Companies don't abandon close relationships with their vendors simply because the stuffed shirts in the executive suites play musical chairs.
How about a little proof? Wages going down? Link?
People can't afford to buy anything.
How about a little proof? Consumer spending dropping? Link?
Your grandson goes off and forms Green Aircraft. He sells it. More than twenty years later some guy using Google claims that Green Aircraft is related to the company you founded much earlier. C'mon.
Why don't you check? You made the assertion that service jobs have few or no benefits. How many employees does Starbucks have? Is it close to the 140 million Americans that have jobs? Or is it a tiny fraction of 140 million? I'll repeat myself, I work in the service sector and my benefits are great. As long as we're just going to use anecdotes, mine proves that all service sector benefits are great.
Also, Mexican workers have really lowered the salaries in many of these industries-double edged sword-immigration and free trade.
I agree, we need to close the border and send the illegals back.
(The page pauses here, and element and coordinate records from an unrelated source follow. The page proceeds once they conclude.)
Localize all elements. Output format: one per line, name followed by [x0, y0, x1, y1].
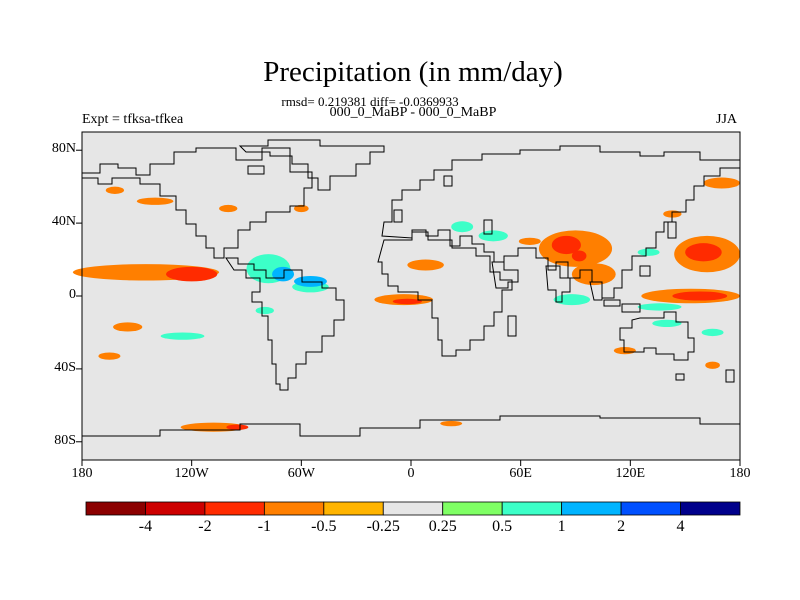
anomaly-blob-10	[255, 306, 274, 315]
coastline-11	[621, 303, 641, 313]
colorbar-label: -0.25	[366, 518, 400, 535]
anomaly-blob-23	[571, 250, 587, 262]
anomaly-blob-35	[613, 347, 636, 355]
anomaly-blob-8	[219, 204, 238, 213]
colorbar-label: 0.25	[428, 518, 457, 535]
x-tick-label: 60W	[287, 466, 315, 481]
anomaly-blob-13	[98, 352, 121, 360]
experiment-label: Expt = tfksa-tfkea	[82, 112, 184, 127]
anomaly-blob-17	[392, 298, 422, 305]
colorbar-label: -1	[257, 518, 272, 535]
coastline-12	[667, 221, 677, 239]
anomaly-blob-15	[226, 424, 249, 430]
coastline-5	[377, 231, 513, 357]
coastline-10	[603, 299, 621, 307]
colorbar-swatch	[204, 501, 265, 516]
x-tick-label: 0	[407, 466, 415, 481]
anomaly-layer	[72, 177, 741, 432]
anomaly-blob-11	[113, 322, 143, 332]
anomaly-blob-19	[478, 230, 508, 242]
colorbar-swatch	[561, 501, 622, 516]
colorbar-label: -2	[198, 518, 212, 535]
anomaly-blob-1	[166, 266, 218, 282]
y-tick-label: 0	[69, 287, 76, 302]
coastline-17	[483, 219, 493, 235]
anomaly-blob-30	[672, 291, 728, 301]
coastline-19	[675, 373, 685, 381]
coastline-8	[545, 265, 571, 303]
anomaly-blob-38	[440, 420, 463, 427]
colorbar-swatch	[323, 501, 384, 516]
y-tick-label: 80S	[54, 432, 76, 448]
colorbar-label: 4	[676, 518, 685, 535]
y-tick-label: 40S	[54, 359, 76, 375]
anomaly-blob-12	[160, 332, 205, 340]
anomaly-blob-24	[571, 263, 616, 286]
stats-subtitle: rmsd= 0.219381 diff= -0.0369933	[281, 94, 459, 109]
anomaly-blob-39	[518, 237, 541, 245]
colorbar	[85, 501, 741, 516]
coastline-15	[82, 415, 740, 437]
coastline-0	[82, 147, 313, 259]
x-tick-label: 120W	[174, 466, 209, 481]
colorbar-swatch	[680, 501, 741, 516]
anomaly-blob-9	[294, 204, 309, 213]
anomaly-blob-26	[637, 248, 660, 256]
anomaly-blob-18	[407, 259, 444, 271]
colorbar-swatch	[263, 501, 325, 516]
x-tick-label: 120E	[615, 466, 646, 481]
anomaly-blob-7	[136, 197, 174, 205]
season-label: JJA	[716, 112, 738, 127]
coastline-3	[225, 257, 345, 391]
colorbar-swatch	[620, 501, 681, 516]
colorbar-swatch	[85, 501, 146, 516]
coastline-2	[247, 165, 265, 175]
coastline-6	[507, 315, 517, 337]
anomaly-blob-37	[701, 328, 724, 337]
x-tick-label: 180	[729, 466, 751, 481]
coastlines-layer	[82, 139, 741, 437]
y-tick-label: 80N	[51, 141, 76, 157]
anomaly-blob-22	[551, 235, 581, 255]
x-tick-label: 180	[71, 466, 93, 481]
colorbar-swatch	[145, 501, 206, 516]
coastline-20	[639, 265, 651, 277]
coastline-1	[238, 139, 385, 191]
anomaly-blob-14	[180, 422, 247, 432]
x-tick-label: 60E	[509, 466, 532, 481]
anomaly-blob-36	[705, 361, 720, 369]
anomaly-blob-28	[685, 243, 722, 262]
axis-ticks	[76, 149, 741, 466]
colorbar-swatch	[382, 501, 444, 516]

That's known as Willie logic. Cheap foreign steel will drive expensive US steel out of business. Foreigners will then raise prices. So to avoid higher priced foreign steel in the future we need to make all steel more expensive, NOW!!!
Willie logic!!
My sin was to take a definition of "capitalism" out of a dictionary. That's wrong because "capitalism" is not a term that needs a definition, it's a concept that needs an understanding. My Econ 1A prof used to describe communism as "state capitalism" because the capitalist market mechanisms of supply and demand were being used to allocate resources, it was just that the state (and not the individual) was setting the prices.
Just like the protectionists that want the state to control prices with import taxes in order to decide who gets what.
It tells me consumers now have more choices.
And since Green Appliance happens to make aircraft components, guess who's going to be one of my preferred vendors...
Yep, that's right! Try to keep it "all in the family".... one hand washes the other...
And after twenty years or so, the relationship becomes deeply rooted in the corporate culture, whether I remain at the helm or not.
All the peon salesman/buyers/engineers have been thoroughly indoctrinated in the relationship.
Oh, it may eventually fade with time, but generally the more senior employees will continue to train the newbies before they retire. It's called "networking". Probably still going on at Maytag Appliance and Maytag Aircraft. Perhaps not as much as in "the good old days" but I bet it's still there. It's kind of like dandelions... once established, it's darn near impossible to get rid of!!!
It tells me consumers now have more choices.
Frankly, that made no rational sense whatsoever. If the car loan has to be stretched because the consumer can no longer afford to buy a new car in 3 years, and the price of the car is the same adjusted for inflation, obviously the buying power of the purchaser has dropped considerable from 1970.